Industry leaders say they were taken by surprise with Genmar's announcement that it had filed for Chapter 11 reorganization.
"Genmar has always been recognized as one of the largest, best-managed and best-funded companies in our industry, so it underscores the very challenging times that we, as an industry, are going through," Yamaha Marine Group president Phil Dyskow told Soundings Trade Only this morning.
Dyskow characterized Genmar as a "large and important" customer of Yamaha, but added that Yamaha is not owed any money by the boatbuilder.
"We are not a creditor of Genmar," he said.
Dyskow said he was surprised by the announcement, and the first concern was for colleagues at Genmar.
"We have many friends and associates within Genmar, so our first concern was for all those people within the organization. ... We wanted to give them our very best wishes during this challenging time," he said.
Ed Lofgren, a longtime Genmar dealer and chairman of the Marine Retailers Association of America, said he, too, was surprised by the news.
"I didn't see it coming, honestly. I had heard and read Irwin's remarks in the past, and there didn't seem to be any indication that there were difficulties," said Lofgren, who sells Four Winns and Seaswirl boats.
As a dealer, Lofgren said he's taking a wait-and-see attitude with regard to what this will mean for him and the more than 1,000 other Genmar dealers worldwide. He added that he hadn't heard from any concerned customers.
"I think if people were on the verge of buying 10 Seaswirls from us, I would hear from one or two of them, and that's not the case," he said.
The filing, he said, will definitely have a ripple effect through the industry, and it could push more businesses into bankruptcy.
"I am thinking this could be real tragic, and although I think we've hit a certain bottom, I think we're bouncing along the bottom and who knows how long it's going to take until we see an uptick," Lofgren said.
However, he added, he's confident Jacobs will be back.
"I think Irwin loves this business. ... I think that he will be back, and I predict a leaner, meaner, stronger Genmar," he said. "I want to be a Genmar dealer, I really do."
Others in the industry, including Brunswick Corp., agreed that Genmar's actions reflect the difficulties facing the entire industry.
Brunswick is the largest boatbuilder in the country and Genmar's largest competitor.
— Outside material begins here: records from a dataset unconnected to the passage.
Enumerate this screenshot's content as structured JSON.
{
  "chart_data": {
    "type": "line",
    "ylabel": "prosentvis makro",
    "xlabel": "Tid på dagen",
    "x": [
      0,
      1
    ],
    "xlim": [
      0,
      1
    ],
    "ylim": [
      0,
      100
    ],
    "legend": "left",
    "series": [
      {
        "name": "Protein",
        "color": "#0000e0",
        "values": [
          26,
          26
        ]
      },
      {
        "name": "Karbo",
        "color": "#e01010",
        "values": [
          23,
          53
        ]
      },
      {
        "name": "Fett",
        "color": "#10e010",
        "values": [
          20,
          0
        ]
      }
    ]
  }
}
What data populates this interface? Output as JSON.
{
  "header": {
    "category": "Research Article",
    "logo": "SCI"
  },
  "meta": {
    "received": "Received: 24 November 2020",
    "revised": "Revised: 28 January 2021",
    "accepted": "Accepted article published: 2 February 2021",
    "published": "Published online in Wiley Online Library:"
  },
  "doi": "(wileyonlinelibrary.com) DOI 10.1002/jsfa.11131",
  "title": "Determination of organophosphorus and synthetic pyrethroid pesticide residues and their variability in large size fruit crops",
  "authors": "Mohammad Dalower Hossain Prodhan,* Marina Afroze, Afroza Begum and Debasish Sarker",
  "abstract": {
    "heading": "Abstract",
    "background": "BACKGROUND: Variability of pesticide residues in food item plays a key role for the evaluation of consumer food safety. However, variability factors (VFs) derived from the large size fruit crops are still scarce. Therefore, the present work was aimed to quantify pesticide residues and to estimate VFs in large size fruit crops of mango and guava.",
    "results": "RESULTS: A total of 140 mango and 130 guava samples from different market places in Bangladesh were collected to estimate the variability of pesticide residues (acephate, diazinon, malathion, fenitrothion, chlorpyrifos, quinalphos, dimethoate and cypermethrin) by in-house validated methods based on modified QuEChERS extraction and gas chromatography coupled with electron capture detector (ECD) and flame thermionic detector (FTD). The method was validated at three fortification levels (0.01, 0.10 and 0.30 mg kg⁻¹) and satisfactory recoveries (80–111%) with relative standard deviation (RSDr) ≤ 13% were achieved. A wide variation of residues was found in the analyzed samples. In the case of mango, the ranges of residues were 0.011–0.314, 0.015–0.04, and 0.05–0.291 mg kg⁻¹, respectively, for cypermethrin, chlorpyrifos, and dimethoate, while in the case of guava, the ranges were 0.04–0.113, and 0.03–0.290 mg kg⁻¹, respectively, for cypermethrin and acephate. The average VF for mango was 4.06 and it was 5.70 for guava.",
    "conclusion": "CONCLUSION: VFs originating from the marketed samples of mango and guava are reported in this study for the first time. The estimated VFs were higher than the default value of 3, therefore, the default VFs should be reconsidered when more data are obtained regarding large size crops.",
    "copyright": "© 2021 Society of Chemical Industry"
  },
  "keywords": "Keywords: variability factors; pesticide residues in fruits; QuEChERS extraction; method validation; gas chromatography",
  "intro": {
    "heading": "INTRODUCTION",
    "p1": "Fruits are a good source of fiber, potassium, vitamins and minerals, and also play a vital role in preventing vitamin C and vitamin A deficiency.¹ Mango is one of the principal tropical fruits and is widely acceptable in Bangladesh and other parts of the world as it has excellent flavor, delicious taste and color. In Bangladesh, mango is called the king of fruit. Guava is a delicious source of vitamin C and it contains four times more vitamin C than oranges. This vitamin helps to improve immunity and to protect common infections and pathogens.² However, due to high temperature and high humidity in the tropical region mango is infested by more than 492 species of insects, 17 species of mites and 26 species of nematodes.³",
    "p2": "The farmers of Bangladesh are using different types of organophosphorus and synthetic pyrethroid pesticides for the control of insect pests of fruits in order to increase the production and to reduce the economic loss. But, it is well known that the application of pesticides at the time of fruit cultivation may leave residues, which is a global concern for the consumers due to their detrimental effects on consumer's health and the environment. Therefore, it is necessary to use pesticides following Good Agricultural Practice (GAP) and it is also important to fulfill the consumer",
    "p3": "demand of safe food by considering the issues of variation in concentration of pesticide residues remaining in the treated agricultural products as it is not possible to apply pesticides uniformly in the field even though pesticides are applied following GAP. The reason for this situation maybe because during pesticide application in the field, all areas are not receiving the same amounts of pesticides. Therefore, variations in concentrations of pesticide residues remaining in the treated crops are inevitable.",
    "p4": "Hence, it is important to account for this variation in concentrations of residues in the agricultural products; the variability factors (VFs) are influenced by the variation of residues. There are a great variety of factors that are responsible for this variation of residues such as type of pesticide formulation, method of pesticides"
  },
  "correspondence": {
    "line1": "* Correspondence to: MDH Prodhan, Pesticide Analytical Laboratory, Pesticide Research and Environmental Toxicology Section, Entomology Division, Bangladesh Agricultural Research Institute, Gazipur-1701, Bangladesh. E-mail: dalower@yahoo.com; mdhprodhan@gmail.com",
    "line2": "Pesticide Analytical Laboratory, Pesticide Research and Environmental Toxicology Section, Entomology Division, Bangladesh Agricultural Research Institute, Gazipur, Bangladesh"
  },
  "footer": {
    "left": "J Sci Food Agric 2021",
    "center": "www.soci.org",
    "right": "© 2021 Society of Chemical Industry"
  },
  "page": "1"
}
"For the past few years, we in the marine industry have seen market demand diminish as the economy has weakened and tighter credit has had an impact on both consumer demand, as well as dealers' access to wholesale financing to place new boats on their showroom floors," Brunswick said in a statement.
"We have said before that we expect that this situation will likely lead to a negative impact on builders and dealers," the company added.
In its soon-to-be-released 2008 statistical abstract, the National Marine Manufacturers Association notes that sales of new boats dropped an estimated 24 percent last year. It estimates that new boat unit sales on a 12-month rolling basis, from May 2008 through May 2009, are down about 35 percent.
The NMMA wasn't able to comment specifically on Genmar, and president Thom Dammrich is out of the country and unavailable for comment. However, the statistics provide a look at what is happening across the industry, according to the NMMA.